Je reformule donc : les Russes, seraient-ils masochistes ?
Dans l’hypothèse où ils le seraient, je ne vois pas en quoi cela regarderait les Etats occidentaux. La pitié devrait succéder à la colère, rien de plus. Dans l’hypothèse, ô combien plus plausible du contraire, il faudrait peut-être se pencher sur les chiffres : des chiffres qui élucideront les 76,68 % que Poutine a décroché haut la main.
Primo, il semble qu’il y ait une confusion fatale et vicieuse parce que délibérée entre ce que pourrait être un régime démocratique dans un pays relativement petit, de tradition monoethnique et monoconfessionnel tel que la France, et l’exercice de la démocratie dans un pays traversé de 11 fuseaux horaires, multiethnique et multiconfessionnel tel que la Russie, avec, en prime, des chars de l’OTAN à ses frontières et un bouclier antissimile US dont la portée est très loin d’être seulement défensive. Par conséquent, ce que les dirigeants des puissances occidentales qualifient de « pouvoir autoritaire » est un pouvoir adéquat à la donne culturelle, géostratégique, de même qu’au contexte politique actuel. On ne dirige pas la Russie comme on dirigerait, mettons, la Belgique, ou le Danemark.
Secundo, une menace militaire tous azimuts pesant objectivement sur la Russie, comment ne pas faire confiance à un dirigeant qui s’est investi à plein pour sécuriser autant que cela se puisse des frontières fragilisées par les libéraux de l’équipe eltsinienne. La mise au point du Status-6 Oceanic (arme sous-marine capable de délivrer une ogive thermonucléaire de 100 mégatonnes), du RS-28 Sarmat (missile balistique intercontinental thermonucléaire), et du missile hypersonique Kinjal capable de contourner, à 10.000 km/h, le bouclier otanien, en est la preuve édifiante. On ne puit mener une politique intérieure saine dans un climat de menace externe constante. On ne puit protéger sa souveraineté autrement qu’à travers une remise à jour régulière de son industrie de défense. Les libéraux russes avaient désarmé la Russie. Poutine, dix-huit ans plus tard, achève son réarmement total, à tel point qu’en matière de systèmes d’armement, la Russie est en avance de quinze, voire vingt ans sur les USA.

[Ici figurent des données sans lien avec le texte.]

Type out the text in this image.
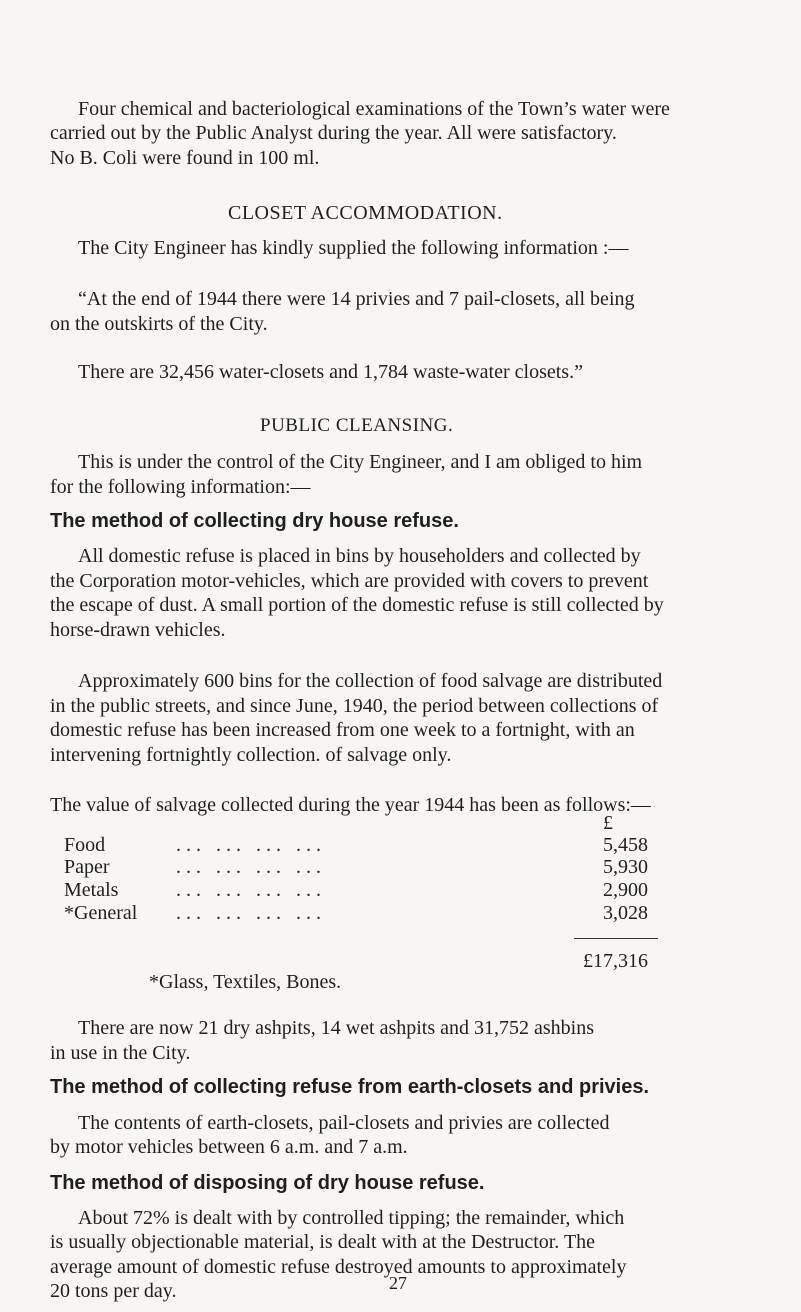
Four chemical and bacteriological examinations of the Town’s water were
carried out by the Public Analyst during the year. All were satisfactory.
No B. Coli were found in 100 ml.
CLOSET ACCOMMODATION.
The City Engineer has kindly supplied the following information :—
“At the end of 1944 there were 14 privies and 7 pail-closets, all being
on the outskirts of the City.
There are 32,456 water-closets and 1,784 waste-water closets.”
PUBLIC CLEANSING.
This is under the control of the City Engineer, and I am obliged to him
for the following information:—
The method of collecting dry house refuse.
All domestic refuse is placed in bins by householders and collected by
the Corporation motor-vehicles, which are provided with covers to prevent
the escape of dust. A small portion of the domestic refuse is still collected by
horse-drawn vehicles.
Approximately 600 bins for the collection of food salvage are distributed
in the public streets, and since June, 1940, the period between collections of
domestic refuse has been increased from one week to a fortnight, with an
intervening fortnightly collection. of salvage only.
The value of salvage collected during the year 1944 has been as follows:—
£
Food	... ... ... ...	5,458
Paper	... ... ... ...	5,930
Metals	... ... ... ...	2,900
*General ... ... ... ...	3,028
£17,316
*Glass, Textiles, Bones.
There are now 21 dry ashpits, 14 wet ashpits and 31,752 ashbins
in use in the City.
The method of collecting refuse from earth-closets and privies.
The contents of earth-closets, pail-closets and privies are collected
by motor vehicles between 6 a.m. and 7 a.m.
The method of disposing of dry house refuse.
About 72% is dealt with by controlled tipping; the remainder, which
is usually objectionable material, is dealt with at the Destructor. The
average amount of domestic refuse destroyed amounts to approximately
20 tons per day.	27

Si les acquis sociaux laissent encore à désirer, et que la corruption gangrène encore trop les régions, les chiffres sont globalement favorables. Je pense, à cet égard, à l’excellente intervention de Jean-Pierre Thomas qui, dans sa réponse à Anthony Bellanger sur BFMTV, évoque des chiffres réels : sur le plan du pouvoir d’achat, la Russie est au 7ème rang dans le classement mondial (10ème pour la France), elle peut s’attendre, dans les prochains temps, à une croissance de 2 % (idem pour la France), son déficit public oscille entre 1 et 2 % (2,7 % pour la France), le taux de chômage est estimé à 5 % (10 % en France), son endettement est de 20 % du PIB (97 % en France). Comparaison n’est pas (toujours) raison, mais puisque ceux qui forgent l’opinion publique dans les pays occidentaux privilégient le raisonnement par analogie, pourquoi ne pas s’en imprégner ?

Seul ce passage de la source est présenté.